The U.S. Department of Agriculture’s Farm Service Agency in Rome reports that 1,920.9 acres of cotton was planted in Floyd County in 2010. That was up from 1,420 acres in 2009 and 1,538 planted in 2008.

The planting numbers are tied directly to the market price. Cotton was trading for 97 cents a pound this past week. It averaged 69 cents per pound in 2008 and 73 cents in 2009.

Other changes in the industry includes an increase in no-till acres, which saves on fuel costs and seed varieties, which help reduce the amount of pesticide applications needed. In addition, growers have become savvy to selling cotton seed after it has been ginned, which is a good food source for livestock.

Cotton has also been supported by the price increases for corn and soybean commodities.

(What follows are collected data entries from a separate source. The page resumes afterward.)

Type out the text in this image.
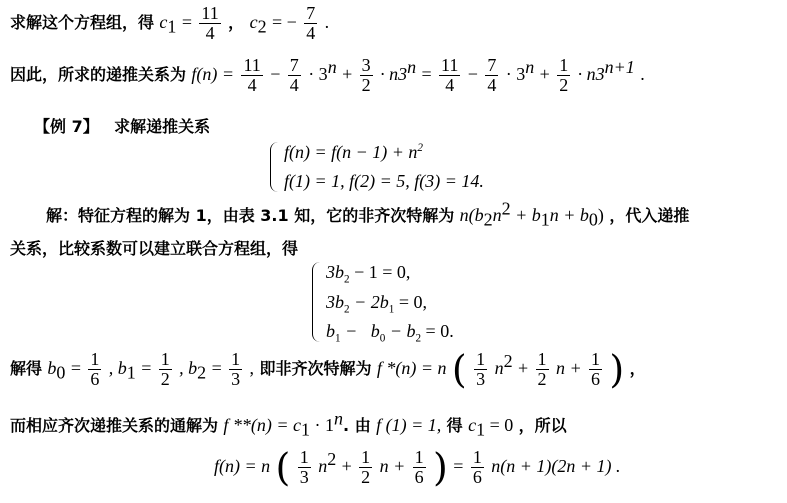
求解这个方程组，得 $c_1 = \frac{11}{4}$ ， $c_2$ = − $\frac{7}{4}$ .
因此，所求的递推关系为 $f(n) = \frac{11}{4} - \frac{7}{4} \cdot 3^n + \frac{3}{2} \cdot n3^n = \frac{11}{4} - \frac{7}{4} \cdot 3^n + \frac{1}{2} \cdot n3^{n+1}$ .
【例 7】 求解递推关系
$f(n) = f(n - 1) + n^2$
f(1) = 1, f(2) = 5, f(3) = 14.
解：特征方程的解为 1，由表 3.1 知，它的非齐次特解为 $n(b_2n^2 + b_1n + b_0)$ ，代入递推
关系，比较系数可以建立联合方程组，得
$3b_2 - 1 = 0$,
$3b_2 - 2b_1 = 0$,
$b_1 - b_0 - b_2 = 0$.
解得 $b_0 = \frac{1}{6}$ , $b_1 = \frac{1}{2}$ , $b_2 = \frac{1}{3}$ , 即非齐次特解为 f *(n) = n ( $\frac{1}{3} n^2 + \frac{1}{2}$ $n + \frac{1}{6}$ ) ，
而相应齐次递推关系的通解为 f $**(n) = c_1 \cdot 1^n$. 由 f (1) = 1, 得 $c_1 = 0$ ，所以
f(n) = n ( $\frac{1}{3} n^2 + \frac{1}{2}$ $n + \frac{1}{6}$ ) = $\frac{1}{6} n(n + 1)(2n + 1)$ .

Another factor supporting the return to growing cotton is the advances in harvesting technology. Nearly everything is mechanized today. As a result one man with a four-row picker can harvest nearly 60 bales of cotton per day.

Experts, however, say for cotton to be re-embraced by more growers will require the industry to actively support export markets. Exports will be key for the cotton economy in the future.